Hello there! And welcome to Dandelion Seeds, an illustrated newsletter in search of beauty and wonder in the world.
This week’s summer sketch is a chance to share one more of my heroes with you — John O’Donohue, the late Irish poet and philosopher.
My friend Erin introduced me to him years ago. We loved to read poetry together, often in her home overlooking San Francisco Bay — our favorite tomes spread open across her dining room table, a bottle of sparkling rosé always at hand.
I especially love John’s book, To Bless the Space Between Us: A Book of Blessings. It is a collection of beautifully specific blessings, such as “For the Artist at the Start of Day” and “For Marriage,” which Erin sent me when Jose and I got married in July of 2020.
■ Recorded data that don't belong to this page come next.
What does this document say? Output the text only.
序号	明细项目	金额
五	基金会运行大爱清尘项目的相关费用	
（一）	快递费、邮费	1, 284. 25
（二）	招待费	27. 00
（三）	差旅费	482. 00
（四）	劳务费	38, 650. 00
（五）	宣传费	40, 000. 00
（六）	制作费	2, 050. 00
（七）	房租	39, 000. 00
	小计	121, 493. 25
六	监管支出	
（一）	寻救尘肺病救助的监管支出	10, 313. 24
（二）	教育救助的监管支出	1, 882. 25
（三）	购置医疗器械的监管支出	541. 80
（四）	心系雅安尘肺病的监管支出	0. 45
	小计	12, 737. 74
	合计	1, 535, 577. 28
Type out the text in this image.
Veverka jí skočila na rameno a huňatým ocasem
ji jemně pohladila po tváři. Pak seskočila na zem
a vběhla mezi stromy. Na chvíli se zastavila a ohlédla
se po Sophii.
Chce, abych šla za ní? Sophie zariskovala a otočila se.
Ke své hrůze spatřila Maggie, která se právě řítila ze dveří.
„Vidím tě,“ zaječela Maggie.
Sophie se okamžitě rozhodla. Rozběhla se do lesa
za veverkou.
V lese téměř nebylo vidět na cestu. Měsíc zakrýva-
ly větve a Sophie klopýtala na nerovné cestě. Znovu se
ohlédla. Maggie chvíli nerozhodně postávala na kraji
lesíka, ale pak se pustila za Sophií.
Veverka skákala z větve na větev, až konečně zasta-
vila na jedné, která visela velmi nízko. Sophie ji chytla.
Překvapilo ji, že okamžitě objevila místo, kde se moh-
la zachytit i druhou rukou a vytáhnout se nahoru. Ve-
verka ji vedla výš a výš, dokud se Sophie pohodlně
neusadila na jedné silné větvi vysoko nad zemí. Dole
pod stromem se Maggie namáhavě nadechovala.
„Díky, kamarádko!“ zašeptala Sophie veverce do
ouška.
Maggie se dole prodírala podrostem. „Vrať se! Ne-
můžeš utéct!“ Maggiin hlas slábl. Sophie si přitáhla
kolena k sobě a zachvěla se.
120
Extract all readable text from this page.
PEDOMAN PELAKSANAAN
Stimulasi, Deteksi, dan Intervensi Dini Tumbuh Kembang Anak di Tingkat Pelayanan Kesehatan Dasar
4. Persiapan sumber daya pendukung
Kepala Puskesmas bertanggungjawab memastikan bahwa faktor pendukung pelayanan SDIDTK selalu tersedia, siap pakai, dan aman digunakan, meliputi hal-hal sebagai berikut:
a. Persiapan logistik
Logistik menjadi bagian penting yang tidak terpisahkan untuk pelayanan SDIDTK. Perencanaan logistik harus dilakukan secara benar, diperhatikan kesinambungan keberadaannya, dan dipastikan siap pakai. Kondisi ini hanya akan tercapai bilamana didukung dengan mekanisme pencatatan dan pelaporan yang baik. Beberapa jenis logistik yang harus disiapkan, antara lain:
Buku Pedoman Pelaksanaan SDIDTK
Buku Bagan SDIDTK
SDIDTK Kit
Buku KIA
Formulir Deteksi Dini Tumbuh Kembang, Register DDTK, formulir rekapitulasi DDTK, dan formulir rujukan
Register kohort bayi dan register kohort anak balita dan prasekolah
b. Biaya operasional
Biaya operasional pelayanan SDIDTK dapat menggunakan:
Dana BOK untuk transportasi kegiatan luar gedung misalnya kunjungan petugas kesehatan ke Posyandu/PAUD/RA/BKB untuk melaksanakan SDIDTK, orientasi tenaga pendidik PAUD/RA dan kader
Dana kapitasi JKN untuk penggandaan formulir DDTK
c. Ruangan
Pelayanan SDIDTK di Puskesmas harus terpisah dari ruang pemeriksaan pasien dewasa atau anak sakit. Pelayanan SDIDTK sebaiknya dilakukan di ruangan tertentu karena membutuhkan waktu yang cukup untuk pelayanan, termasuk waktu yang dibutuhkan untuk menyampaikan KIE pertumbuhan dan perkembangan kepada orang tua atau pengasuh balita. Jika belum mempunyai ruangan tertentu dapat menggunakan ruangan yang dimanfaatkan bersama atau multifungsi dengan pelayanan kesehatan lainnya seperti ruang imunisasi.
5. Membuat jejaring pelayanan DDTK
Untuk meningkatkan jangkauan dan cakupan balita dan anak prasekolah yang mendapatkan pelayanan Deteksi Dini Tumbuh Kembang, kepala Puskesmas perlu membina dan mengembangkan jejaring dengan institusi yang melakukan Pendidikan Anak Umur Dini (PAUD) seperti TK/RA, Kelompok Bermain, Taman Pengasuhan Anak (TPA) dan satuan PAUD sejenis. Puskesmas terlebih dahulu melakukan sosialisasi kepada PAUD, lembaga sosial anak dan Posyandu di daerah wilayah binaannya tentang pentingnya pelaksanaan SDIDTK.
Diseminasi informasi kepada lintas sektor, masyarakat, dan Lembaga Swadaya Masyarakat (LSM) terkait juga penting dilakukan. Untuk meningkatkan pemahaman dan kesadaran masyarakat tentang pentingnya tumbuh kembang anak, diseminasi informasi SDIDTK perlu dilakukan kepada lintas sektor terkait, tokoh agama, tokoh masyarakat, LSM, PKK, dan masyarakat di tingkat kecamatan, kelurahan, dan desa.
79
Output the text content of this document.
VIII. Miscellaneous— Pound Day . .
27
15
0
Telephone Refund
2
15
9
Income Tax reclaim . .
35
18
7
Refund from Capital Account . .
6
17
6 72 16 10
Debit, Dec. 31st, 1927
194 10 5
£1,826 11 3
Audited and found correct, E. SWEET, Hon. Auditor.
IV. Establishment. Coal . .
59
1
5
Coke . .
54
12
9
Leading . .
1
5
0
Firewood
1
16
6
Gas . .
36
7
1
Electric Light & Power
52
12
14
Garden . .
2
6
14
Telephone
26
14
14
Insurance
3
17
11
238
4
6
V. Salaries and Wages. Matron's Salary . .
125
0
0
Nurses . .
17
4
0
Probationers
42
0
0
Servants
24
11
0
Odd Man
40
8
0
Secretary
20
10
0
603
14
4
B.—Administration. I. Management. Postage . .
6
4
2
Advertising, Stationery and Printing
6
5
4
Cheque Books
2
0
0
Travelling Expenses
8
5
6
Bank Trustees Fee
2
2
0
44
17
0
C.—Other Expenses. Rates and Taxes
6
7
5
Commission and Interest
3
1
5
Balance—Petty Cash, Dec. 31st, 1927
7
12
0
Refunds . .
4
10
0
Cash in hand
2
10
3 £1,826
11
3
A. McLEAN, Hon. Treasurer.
That blessing came back to me when I sat down to paint a memorable sunset from our honeymoon, and, just like twilight, I tried to harvest all the day’s color.
With love,
Candace
WOW! As twilight harvests all the day's color. Indeed, the clouds soak up the salmons, teals, and mauves that sneak passed us unnoticed until we look to the sky.
I think I would like to write blessings, because everyone needs a blessing now and then. So far, no one I know has endured a crisis of the self (“I don’t know who I am, even though I think”), so my philosophy degree is pretty much unused. The blessing market is much more promising. Bless you, Candace.
Going home at sunset to loving arms is worth even the most troublesome days. Sometimes during my years in Africa, I would awake with an intense desire to do whatever it took to go back to the one place I call home, to leave Africa, but by evening, as I drove toward home through the African bush, the contented smell of cooking fires, a kudu or a scimitar horned sable bounding off into the mopane scrub, I would think how not one thing on earth could ever make me leave this piece of my heart.
Going home at sunset to loving arms is a sweet time when life moves freely and lightly through us.